Imagine walking up to an object with practically any camera and taking photos of it at different angles. Now imagine uploading those images onto a computer and being able to create a survey-accurate point cloud. Sounds impossible, huh? Too good to be true? That’s what I thought when I first heard of Pix4D.
When I first heard about this software, I just had to look into it, and this is what I found out. Pix4D is a software company out of Switzerland (interviewed by xyHt earlier this year at the Esri conference—see YouTube for the interview) employing 34 people. They have just opened two local offices, one in San Francisco and one in Shanghai.
Pix4D Mapper is the software I’m writing about here.

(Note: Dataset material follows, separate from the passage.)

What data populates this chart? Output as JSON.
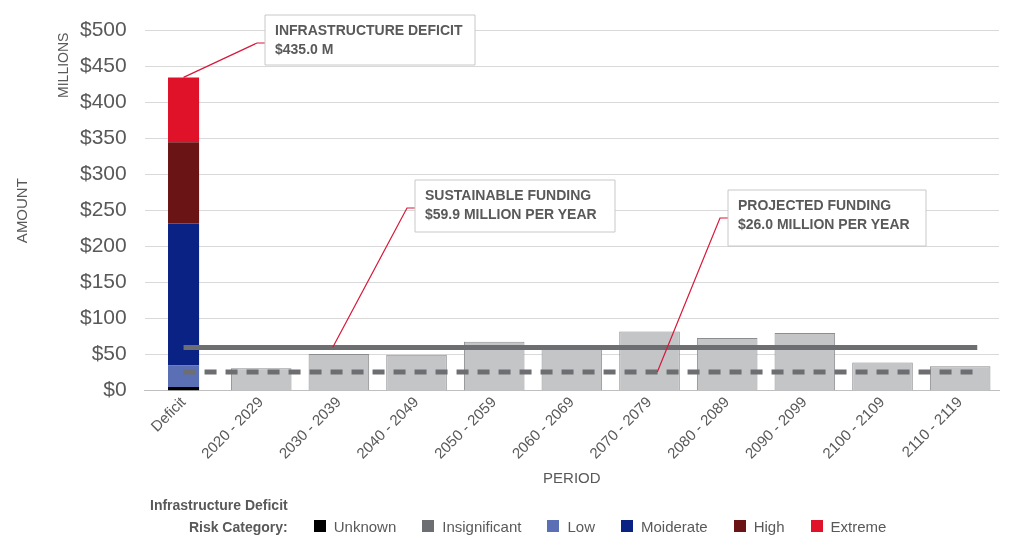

This insanely cool program will import images from any camera, along with GPS coordinates and external point clouds. Without much input from the user, it will create a complete 3D model. The model can then be exported as a 2D orthomosaic image, a 3D digital terrain model (DTM), or a 3D point cloud. That’s almost three products in one.
Here’s my take on the product just from talking to Pix4D about it and experimenting myself. (Full hands-on test projects are forthcoming here in print, and Pix3D’s test project is on xyHt.com.)
The hardware needed is easy to get a hold of and relatively cheap. You can buy a UAV online, set the camera to automatically take photos periodically, and fly it over your site. (Make sure you’re allowed to fly in your area first. You can go here— www.map
box.com/drone/no-fly—to see which areas are off limits. Also check with your local laws.)
After the flight you will then upload your photos into Pix4D Mapper. That’s pretty much it. The program will stitch the photos together using overlapping common objects in the images. The overall combined image will be produced, and because it was compiled from many smaller images at different angles you’ll be able to create an accurate 3D model of the site.
If you’re able to see objects in the image that you know the coordinates of, you can assign the coordinates to the object, and suddenly the image is georeferenced. Fly your site many times over the course of the project and you will have an ongoing as-built map of the site conditions.
What if you’re unable to get a hold of a UAV or are not able to fly in your area? Grab a digital camera and tripod and take as many photos as you can of the object or area. Make sure to get plenty of overlap between photos. Just like if you’d used a UAV, the program will search for common shapes or objects in each photo, such as the corner of a sign or
the edge of a sidewalk seam. These are the local control points the program uses to tie the pictures together.
You will need to see this application in action to understand its full potential, and that’s why Pix4D ran a sample project. They could have simply taken photos of a boring, downtown building, but instead they decided to create a model of Switzerland’s most visited site: the Chillon Castle. The Chillon Castle is an island castle of 21 interconnected buildings, the result of several centuries of constant building, adaptations, renovations, and restorations, and has been around since roughly 1100 AD.
This is a very complex site that would be a logistical nightmare to map with conventional methods, but Pix4D was able to accomplish it in one single morning! My description of the project with technical details is on xyHt.com.
The ongoing advances in software never cease to amaze me. Who would have thought that so much was possible from just a handful of images? Getting the word out there and trying this new technology is going to only benefit our companies and industry in general. This is why I am grateful for companies like Pix4D and their cutting-edge ingenuity.
Camera calibration is another interesting aspect of the software. Most programs limit the supported cameras, but Pix4D calibrates the camera
interior parameters from datasets, either from their own or from their clients’. Well-distributed tie points are found and measured on overlapped images and then used to optimize the parameters. Once the parameters are obtained, they’re stored in the Pix4D Mapper camera database.
The method is also known as the self-calibration bundle adjustment. Whenever a new project is created, the software searches for matched models and brings in the camera interior parameters, which are already calibrated, and later on there’s the possibility to re-calibrate them using the current dataset (by options settings). If a project was created with an unknown camera model (maybe it was never used for the datasets before or it was unable to be detected via the EXIF), the user would have to enter those parameters manually, or he/she can send Pix4D the dataset and they calibrate the camera.
What can be done with the final model?
- You can export it as a TIFF format 2D orthomosaic image, with the coordinates included because it is georeferenced.
- You can export a DTM and DSM of the ground surface and import into AutoCAD or other drafting program.
- You can export a fully classified point cloud and import that into many different point-cloud viewing and editing programs.
- There is even a built-in animation feature to create impressive fly-through videos.
- You can create a 3D PDF that can be easily emailed around and viewed on most computers. (If you haven’t seen a 3D PDF you need to find one immediately! They are awesome.)